La nave era partita dal porto iraniano di Bandar Abbas il 6 agosto, trasportando sette tonnellate di RDX imballate in sacchi etichettati “latte in polvere”. Il 27 agosto la nave aveva attraccato in Italia. I contenitori pieni di esplosivo doveva no essere “ufficialmente” trasferiti su un’altra nave per raggiungere il porto siriano di Latakia il tutto sotto diretto controllo della Forza Quds iraniana.
In seguito, nel 2015, il servizio britannico MI5 in collaborazione con la Metropolitane Police di Londra, scongiurarono un attentato che prevedeva l’utilizzo di tre tonnellate di nitrato di ammonio da compiere ad opera di agenti di Hezbollah identificati successivamente al rinvenimento e sequestro del materiale.

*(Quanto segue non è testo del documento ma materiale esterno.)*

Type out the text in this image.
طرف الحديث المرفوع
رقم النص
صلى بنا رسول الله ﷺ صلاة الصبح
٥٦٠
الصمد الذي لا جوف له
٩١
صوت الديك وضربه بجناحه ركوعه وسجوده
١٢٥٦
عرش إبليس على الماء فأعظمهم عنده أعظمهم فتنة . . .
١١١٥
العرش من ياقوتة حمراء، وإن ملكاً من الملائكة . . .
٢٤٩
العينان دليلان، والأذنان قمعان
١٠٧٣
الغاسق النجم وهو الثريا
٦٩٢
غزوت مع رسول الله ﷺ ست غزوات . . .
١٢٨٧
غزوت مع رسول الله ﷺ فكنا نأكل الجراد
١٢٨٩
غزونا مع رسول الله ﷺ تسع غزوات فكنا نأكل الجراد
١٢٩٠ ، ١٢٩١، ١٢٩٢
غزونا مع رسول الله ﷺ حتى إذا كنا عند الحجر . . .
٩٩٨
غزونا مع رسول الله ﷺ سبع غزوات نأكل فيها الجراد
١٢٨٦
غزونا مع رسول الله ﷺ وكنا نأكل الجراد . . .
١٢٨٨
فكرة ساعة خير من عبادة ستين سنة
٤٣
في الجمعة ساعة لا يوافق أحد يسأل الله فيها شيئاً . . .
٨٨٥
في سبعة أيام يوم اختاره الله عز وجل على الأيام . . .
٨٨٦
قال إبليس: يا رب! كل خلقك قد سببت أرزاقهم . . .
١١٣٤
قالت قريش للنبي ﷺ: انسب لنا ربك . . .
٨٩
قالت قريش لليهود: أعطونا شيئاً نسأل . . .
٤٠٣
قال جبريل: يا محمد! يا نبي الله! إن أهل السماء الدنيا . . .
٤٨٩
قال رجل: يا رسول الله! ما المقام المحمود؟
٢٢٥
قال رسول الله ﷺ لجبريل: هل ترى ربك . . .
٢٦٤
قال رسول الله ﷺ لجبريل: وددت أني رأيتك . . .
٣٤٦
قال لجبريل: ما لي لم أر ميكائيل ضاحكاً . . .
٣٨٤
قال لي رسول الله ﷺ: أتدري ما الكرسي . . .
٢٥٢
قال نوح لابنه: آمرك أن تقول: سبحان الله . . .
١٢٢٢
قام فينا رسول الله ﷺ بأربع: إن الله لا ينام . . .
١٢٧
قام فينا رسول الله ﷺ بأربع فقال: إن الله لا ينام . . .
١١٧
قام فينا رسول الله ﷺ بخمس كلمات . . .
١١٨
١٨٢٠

Coinvolti nel traffico in Europa, due soggetti che avrebbero ricevuto i passaporti direttamente dall’ambasciata iraniana in Belgio nel 2010, mentre erano già stati inizialmente ospitati da quel governo come rifugiati politici. Nel merito, vi sarebbero numerose altre evidenze che dimostrerebbero come gli agenti iraniani utilizzino lo status di rifugiato per perseguire obiettivi di spionaggio e terrorismo in Europa.
Ben lungi dal dissuadersi dai progetti bellicosi in ambito nucleare, l’Iran contava i minuti che mancavano alla fine di un embargo sulle armi in modo da poter iniziare a importare la tecnologia necessaria e le attrezzature per l’assemblaggio di nuove armi.

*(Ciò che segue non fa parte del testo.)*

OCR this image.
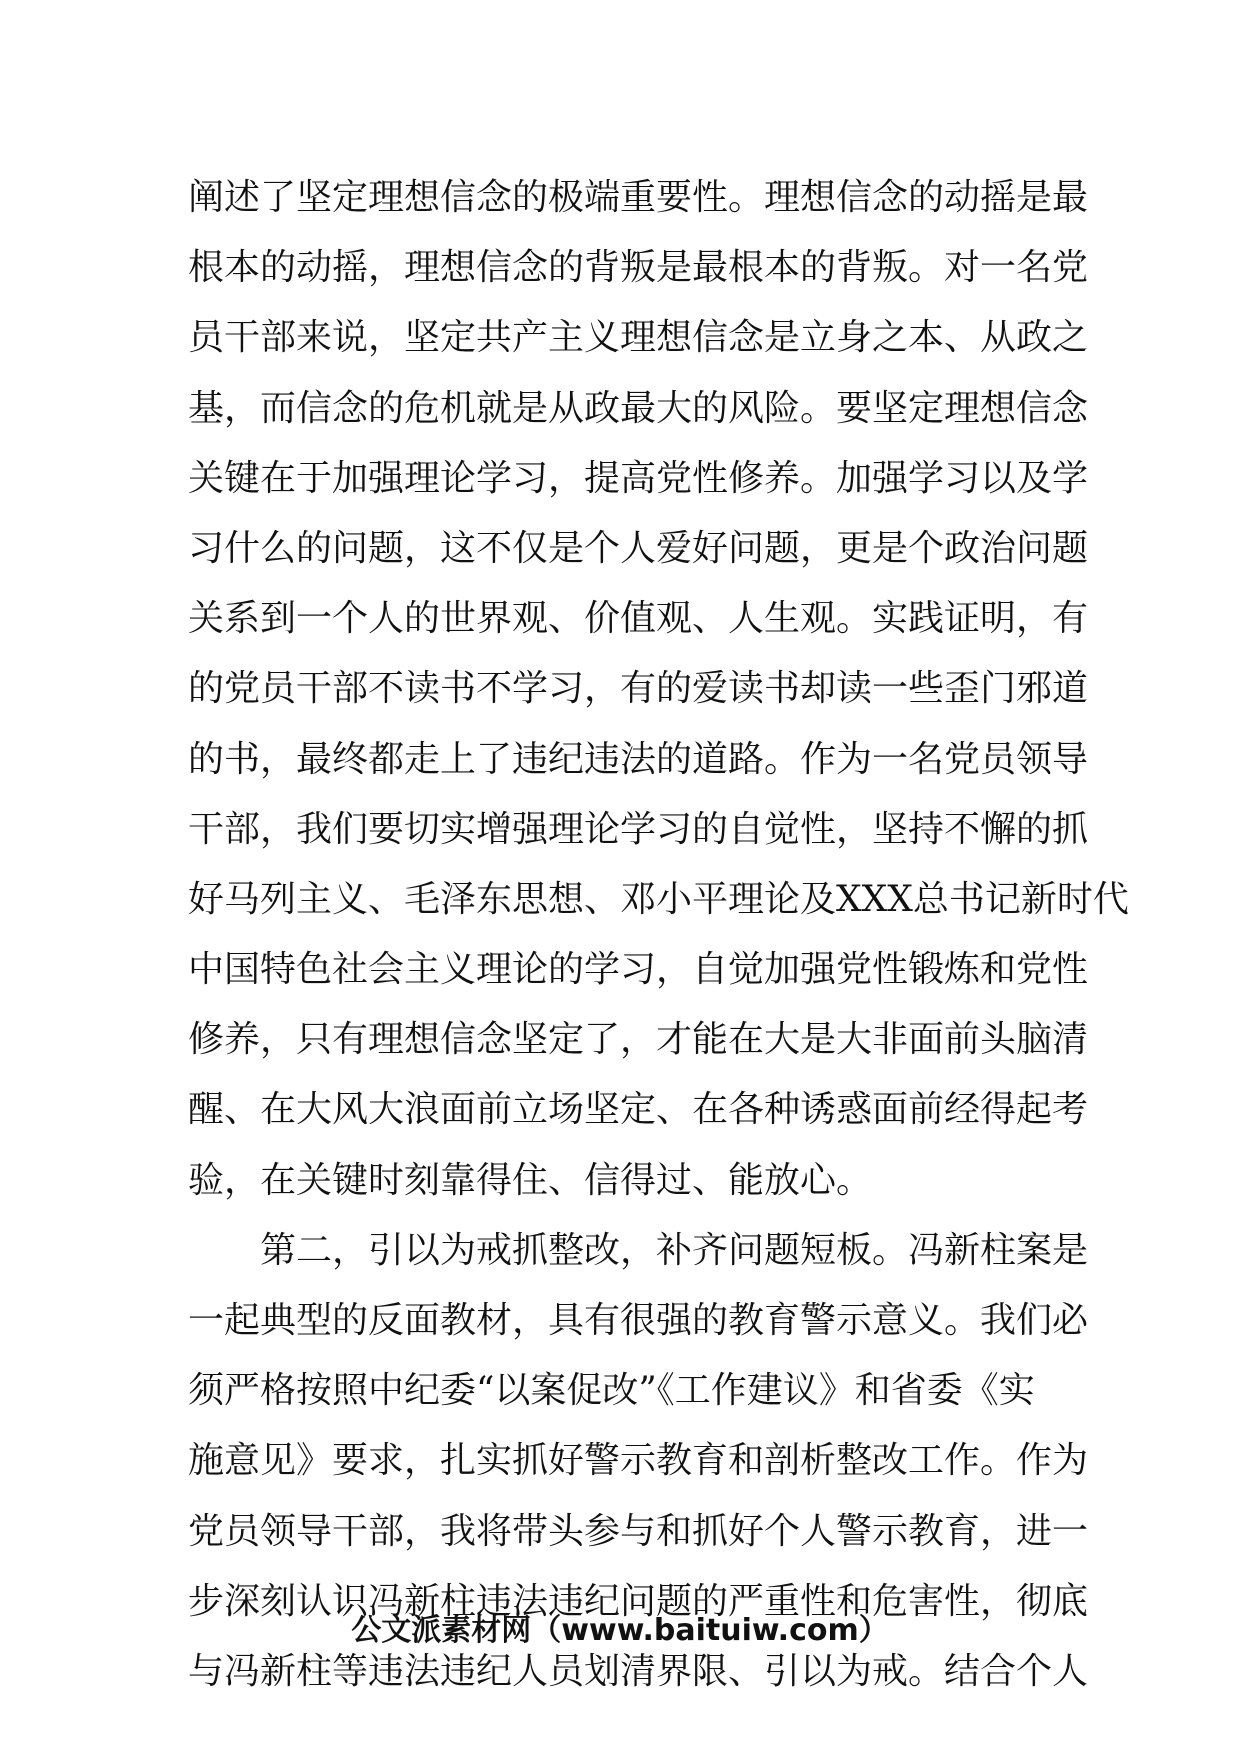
阐述了坚定理想信念的极端重要性。理想信念的动摇是最
根本的动摇，理想信念的背叛是最根本的背叛。对一名党
员干部来说，坚定共产主义理想信念是立身之本、从政之
基，而信念的危机就是从政最大的风险。要坚定理想信念
关键在于加强理论学习，提高党性修养。加强学习以及学
习什么的问题，这不仅是个人爱好问题，更是个政治问题
关系到一个人的世界观、价值观、人生观。实践证明，有
的党员干部不读书不学习，有的爱读书却读一些歪门邪道
的书，最终都走上了违纪违法的道路。作为一名党员领导
干部，我们要切实增强理论学习的自觉性，坚持不懈的抓
好马列主义、毛泽东思想、邓小平理论及XXX总书记新时代
中国特色社会主义理论的学习，自觉加强党性锻炼和党性
修养，只有理想信念坚定了，才能在大是大非面前头脑清
醒、在大风大浪面前立场坚定、在各种诱惑面前经得起考
验，在关键时刻靠得住、信得过、能放心。
　　第二，引以为戒抓整改，补齐问题短板。冯新柱案是
一起典型的反面教材，具有很强的教育警示意义。我们必
须严格按照中纪委“以案促改”《工作建议》和省委《实
施意见》要求，扎实抓好警示教育和剖析整改工作。作为
党员领导干部，我将带头参与和抓好个人警示教育，进一
步深刻认识冯新柱违法违纪问题的严重性和危害性，彻底
与冯新柱等违法违纪人员划清界限、引以为戒。结合个人
公文派素材网（www.baituiw.com）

Un alto funzionario statunitense ha, infatti, affermato che l’Iran sta riprendendo la collaborazione con la Corea del Nord per la realizzazione di missili a lungo raggio. Teheran potrebbe anche accumulare la quantità necessaria di uranio arricchito per dotarsi di un’arma nucleare entro la fine dell’anno.
Il programma di sviluppo di missili balistici a medio e lungo raggio iraniano si presenta come un’imponente rafforzamento delle capacità offensive di Teheran, dai missili avanzati a propellente solido a quello liquido a quelli teleguidati di precisione.
L’Iran ha inteso trasferire parte di queste tecnologie agli Houthi nello Yemen, alle milizie sciite Iraniane, al regime di Assad in Siria, ad Hamas a Gaza e Hezbollah in Libano.
Se l’approvvigionamento agli yemeniti è stato studiato in chiave anti-saudita e, in parte, per il controllo del Golfo Persico dalle due sponde, quello in favore dei gruppi terroristici mediorientali e della Siria, sicuramente rivolto alla preparazione e al compimento di azioni ostili contro Israele.
Hassan Nasrallah , leader incontrastato di Hezbollah in Libano, ha più volte minacciato che “Hezbollah possono prendere di mira tutte le regioni di “Israele”, compresa Eilat. Il movimento di resistenza sciita “potrebbe riportare Israele nell’età della pietra. E’ sotto tiro dei nostri missili”.